Il décrivait, dans Le Monde en 2017, son riche parcours comme une succession de hasards. Celui qui le mène à l’informatique est un concours européen pour les jeunes programmeurs dans lequel il arrive en finale à moins de 16 ans. Cela lui ouvre les portes d’un stage auprès de Gérard Huet, qui deviendra quelques années plus tard son directeur de thèse, après l’entrée à Polytechnique, en 1985.
Son directeur est un spécialiste de la vérification de preuves, c’est-à-dire des systèmes informatiques capables de débusquer des erreurs de programmation et surtout de certifier, notamment pour les logiciels les plus critiques, qu’ils répondront correctement aux demandes.
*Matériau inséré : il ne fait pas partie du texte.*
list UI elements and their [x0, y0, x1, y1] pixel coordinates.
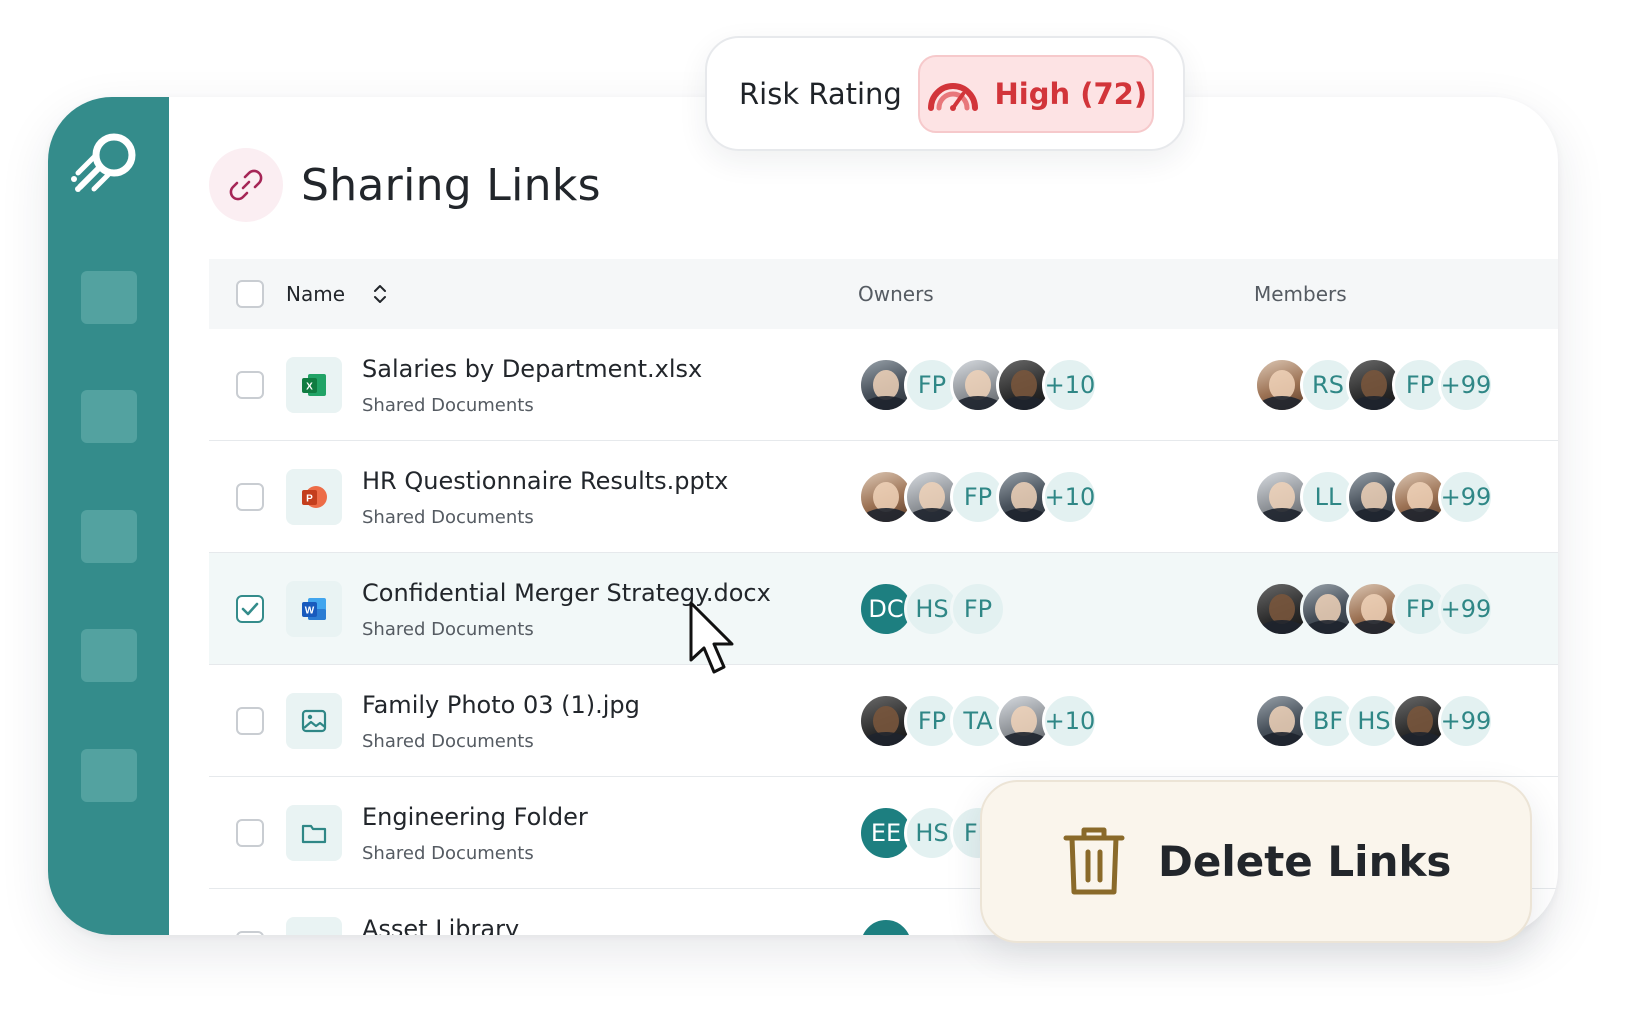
column-name-label: Name [286, 282, 346, 306]
image-icon [286, 693, 342, 749]
nav-item-5[interactable] [81, 749, 137, 802]
row-checkbox[interactable] [236, 819, 264, 847]
owners-avatar-group: FP TA +10 [858, 693, 1098, 749]
risk-rating-badge[interactable]: High (72) [917, 54, 1154, 133]
page-header: Sharing Links [209, 148, 601, 222]
sort-icon[interactable] [371, 282, 389, 306]
owners-avatar-group: EE HS FP [858, 805, 1006, 861]
file-location: Shared Documents [362, 731, 534, 752]
members-avatar-group: LL +99 [1254, 469, 1494, 525]
avatar-body [1257, 508, 1307, 522]
row-checkbox[interactable] [236, 707, 264, 735]
avatar-body [1257, 396, 1307, 410]
avatar-body [1257, 620, 1307, 634]
avatar-initials[interactable] [858, 917, 914, 935]
file-name[interactable]: Family Photo 03 (1).jpg [362, 691, 640, 719]
powerpoint-icon: P [286, 469, 342, 525]
risk-rating-value: High (72) [994, 76, 1148, 111]
svg-text:W: W [305, 606, 315, 617]
avatar-overflow-count[interactable]: +99 [1438, 357, 1494, 413]
members-avatar-group: FP +99 [1254, 581, 1494, 637]
word-icon: W [286, 581, 342, 637]
mouse-pointer-icon [689, 601, 734, 674]
svg-text:X: X [306, 382, 313, 393]
row-checkbox[interactable] [236, 931, 264, 935]
table-row[interactable]: Family Photo 03 (1).jpg Shared Documents F… [209, 665, 1558, 777]
table-row[interactable]: W Confidential Merger Strategy.docx Shared… [209, 553, 1558, 665]
delete-links-label: Delete Links [1158, 837, 1452, 886]
trash-icon [1063, 827, 1125, 894]
avatar-overflow-count[interactable]: +99 [1438, 581, 1494, 637]
avatar-body [999, 396, 1049, 410]
avatar-overflow-count[interactable]: +10 [1042, 693, 1098, 749]
avatar-overflow-count[interactable]: +99 [1438, 469, 1494, 525]
avatar-overflow-count[interactable]: +10 [1042, 469, 1098, 525]
owners-avatar-group: FP +10 [858, 357, 1098, 413]
members-avatar-group: RS FP +99 [1254, 357, 1494, 413]
members-avatar-group: BF HS +99 [1254, 693, 1494, 749]
table-header: Name Owners Members [209, 259, 1558, 329]
column-header-name[interactable]: Name [286, 282, 389, 306]
gauge-icon [927, 82, 978, 111]
nav-item-1[interactable] [81, 271, 137, 324]
avatar-initials[interactable]: FP [950, 581, 1006, 637]
file-location: Shared Documents [362, 843, 534, 864]
checkmark-icon [241, 602, 259, 616]
avatar-body [1349, 620, 1399, 634]
select-all-checkbox[interactable] [236, 280, 264, 308]
file-name[interactable]: HR Questionnaire Results.pptx [362, 467, 728, 495]
avatar-body [1395, 508, 1445, 522]
avatar-body [1349, 508, 1399, 522]
avatar-overflow-count[interactable]: +99 [1438, 693, 1494, 749]
avatar-body [861, 508, 911, 522]
column-header-members: Members [1254, 282, 1347, 306]
folder-icon [286, 805, 342, 861]
avatar-body [861, 396, 911, 410]
file-location: Shared Documents [362, 507, 534, 528]
owners-avatar-group: FP +10 [858, 469, 1098, 525]
avatar-overflow-count[interactable]: +10 [1042, 357, 1098, 413]
row-checkbox[interactable] [236, 595, 264, 623]
avatar-body [1303, 620, 1353, 634]
row-checkbox[interactable] [236, 371, 264, 399]
avatar-body [1257, 732, 1307, 746]
avatar-body [861, 732, 911, 746]
delete-links-button[interactable]: Delete Links [980, 780, 1532, 943]
table-row[interactable]: P HR Questionnaire Results.pptx Shared Doc… [209, 441, 1558, 553]
nav-item-2[interactable] [81, 390, 137, 443]
library-icon [286, 917, 342, 935]
avatar-body [953, 396, 1003, 410]
excel-icon: X [286, 357, 342, 413]
avatar-body [1395, 732, 1445, 746]
file-name[interactable]: Asset Library [362, 915, 519, 935]
nav-item-3[interactable] [81, 510, 137, 563]
file-location: Shared Documents [362, 395, 534, 416]
file-location: Shared Documents [362, 619, 534, 640]
owners-avatar-group: DC HS FP [858, 581, 1006, 637]
avatar-body [907, 508, 957, 522]
row-checkbox[interactable] [236, 483, 264, 511]
avatar-body [999, 508, 1049, 522]
risk-rating-card: Risk Rating High (72) [705, 36, 1185, 151]
nav-item-4[interactable] [81, 629, 137, 682]
owners-avatar-group [858, 917, 914, 935]
avatar-body [1349, 396, 1399, 410]
risk-rating-label: Risk Rating [739, 76, 902, 111]
svg-text:P: P [306, 494, 313, 505]
column-header-owners: Owners [858, 282, 934, 306]
table-row[interactable]: X Salaries by Department.xlsx Shared Docum… [209, 329, 1558, 441]
link-icon [209, 148, 283, 222]
file-name[interactable]: Engineering Folder [362, 803, 588, 831]
app-logo-icon[interactable] [70, 127, 142, 199]
avatar-body [999, 732, 1049, 746]
sidebar [48, 97, 169, 935]
file-name[interactable]: Salaries by Department.xlsx [362, 355, 702, 383]
page-title: Sharing Links [301, 159, 601, 211]
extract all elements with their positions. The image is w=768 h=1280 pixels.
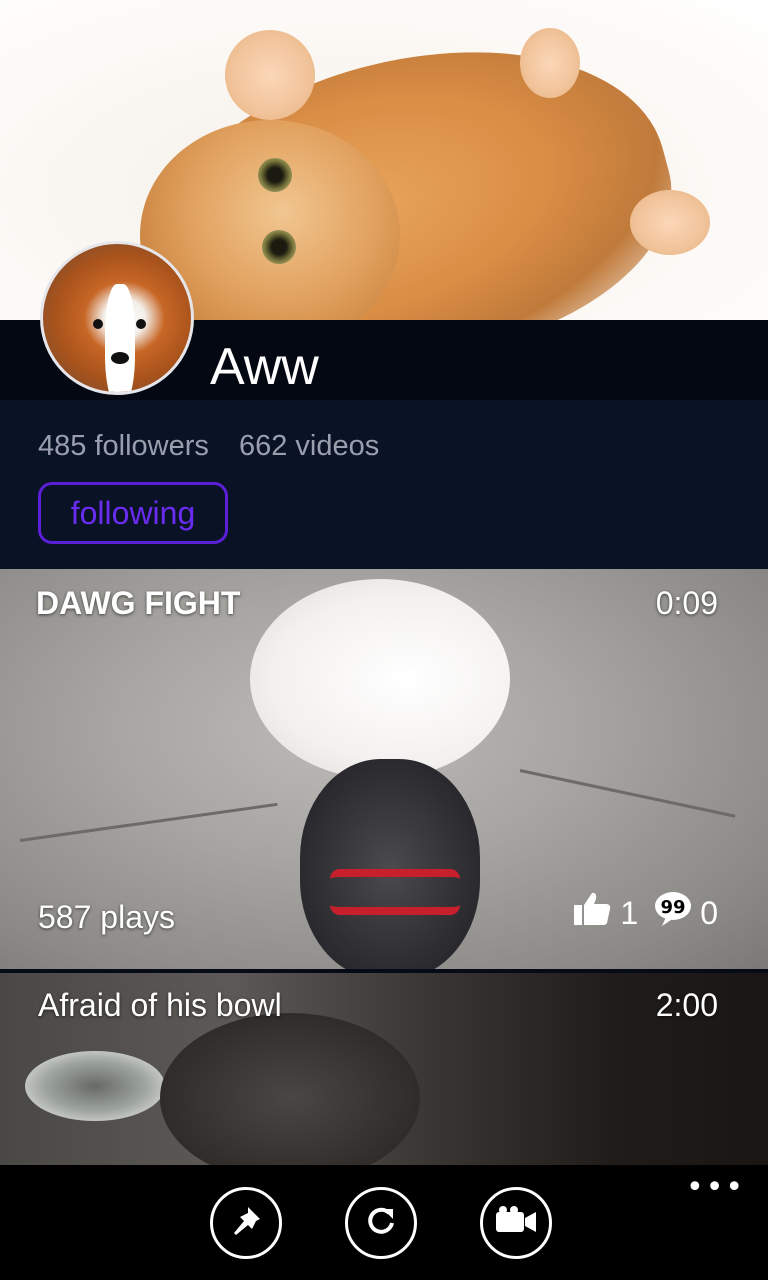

Cela passe par la formalisation rigoureuse des processus de calculs et mobilise des capacités en logique et en langage informatique que Gilles Dowek développera toute sa carrière. Son dernier projet, Dedukti, a pour ambition d’unifier les divers systèmes de preuves existant. Cette thématique raisonne aujourd’hui avec de nombreux projets en intelligence artificielle qui tentent d’assister les mathématiciens non seulement dans la vérification de leurs démonstrations mais aussi dans leur élaboration. En 2023, son œuvre est récompensée du prix Inria-Académie de sciences.
Talents de conteur
Ses travaux l’ont conduit à méditer sur sa discipline en se demandant par exemple si le monde et la nature sont simulables par des ordinateurs, ou si le raisonnement mathématique est « mécanisable ». En 2007, il publie un essai de vulgarisation et de réflexion sur ce thème, Les Métamorphoses du calcul (Le Pommier), qui recevra le Grand prix de philosophie de l’Académie des sciences, la même année. « Gilles était l’un des meilleurs informaticiens français, mais aussi un grand penseur », salue son ami Serge Abiteboul, également chercheur à l’Inria, avec qui il a coécrit notamment, Le Temps des algorithmes (Le Pommier), en 2016.